Yes, see https://r-spatial.github.io/stars/articles/stars2.html . There's a predict
method for stars_proxy
objects, and write_stars
lets you define a chunk size.
How did you train the model? On chunks, or on a random sample?
I trained the model on randomly selected chunks (blocks).
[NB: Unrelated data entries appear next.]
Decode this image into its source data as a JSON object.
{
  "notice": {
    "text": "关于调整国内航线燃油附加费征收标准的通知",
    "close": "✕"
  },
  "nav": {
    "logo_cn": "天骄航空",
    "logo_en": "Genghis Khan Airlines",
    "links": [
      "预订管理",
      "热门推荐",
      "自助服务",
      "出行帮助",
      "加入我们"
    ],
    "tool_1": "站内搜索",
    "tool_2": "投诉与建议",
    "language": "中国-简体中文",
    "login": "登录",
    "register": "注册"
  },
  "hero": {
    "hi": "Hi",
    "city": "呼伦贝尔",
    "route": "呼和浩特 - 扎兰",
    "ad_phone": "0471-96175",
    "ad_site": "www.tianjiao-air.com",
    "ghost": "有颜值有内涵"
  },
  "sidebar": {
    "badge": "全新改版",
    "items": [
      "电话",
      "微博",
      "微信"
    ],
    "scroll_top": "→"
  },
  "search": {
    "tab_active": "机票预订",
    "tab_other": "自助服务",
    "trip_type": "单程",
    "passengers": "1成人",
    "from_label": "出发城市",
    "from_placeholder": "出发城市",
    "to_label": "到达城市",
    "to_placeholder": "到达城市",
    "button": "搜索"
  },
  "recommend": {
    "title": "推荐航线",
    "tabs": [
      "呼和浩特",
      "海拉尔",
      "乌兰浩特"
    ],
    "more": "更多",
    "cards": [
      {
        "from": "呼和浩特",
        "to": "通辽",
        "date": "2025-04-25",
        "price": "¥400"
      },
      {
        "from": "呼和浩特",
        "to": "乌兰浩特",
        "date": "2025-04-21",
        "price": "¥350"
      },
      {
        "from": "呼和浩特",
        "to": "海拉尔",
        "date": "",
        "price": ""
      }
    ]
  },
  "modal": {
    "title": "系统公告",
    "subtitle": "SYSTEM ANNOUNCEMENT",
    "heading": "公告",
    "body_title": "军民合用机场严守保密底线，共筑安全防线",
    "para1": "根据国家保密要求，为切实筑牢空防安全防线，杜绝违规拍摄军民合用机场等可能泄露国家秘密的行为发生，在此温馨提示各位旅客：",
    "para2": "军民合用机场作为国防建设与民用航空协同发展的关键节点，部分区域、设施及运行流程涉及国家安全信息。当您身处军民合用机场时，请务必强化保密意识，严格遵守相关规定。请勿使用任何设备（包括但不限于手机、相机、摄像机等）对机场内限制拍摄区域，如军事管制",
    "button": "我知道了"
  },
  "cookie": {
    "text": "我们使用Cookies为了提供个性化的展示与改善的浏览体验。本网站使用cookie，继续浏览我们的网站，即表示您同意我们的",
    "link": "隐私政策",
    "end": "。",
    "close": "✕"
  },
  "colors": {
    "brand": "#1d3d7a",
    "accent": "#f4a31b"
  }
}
I tried the example below, but I don't have enough RAM. Loading some data solves the problem, like pull(raster[1, 1:10000, 5000:15000])
.
It seems to me that a way of automatic reading of some data would be very helpful if the whole raster does not fit in the memory. Something similar to the getBlocks()
proposed by me.
library("stars")
library("dplyr")
raster = read_stars("test.tif", proxy = TRUE) # 4 GB
raster_vals = pull(raster)
raster_vals = st_as_stars(raster_vals)
raster_vals = as.vector(raster_vals)
raster_vals = na.omit(raster_vals)
#> Error: cannot allocate vector of size 1.8 Gb
# then do the clustering
Would you mind sharing test.tif
with me somehow?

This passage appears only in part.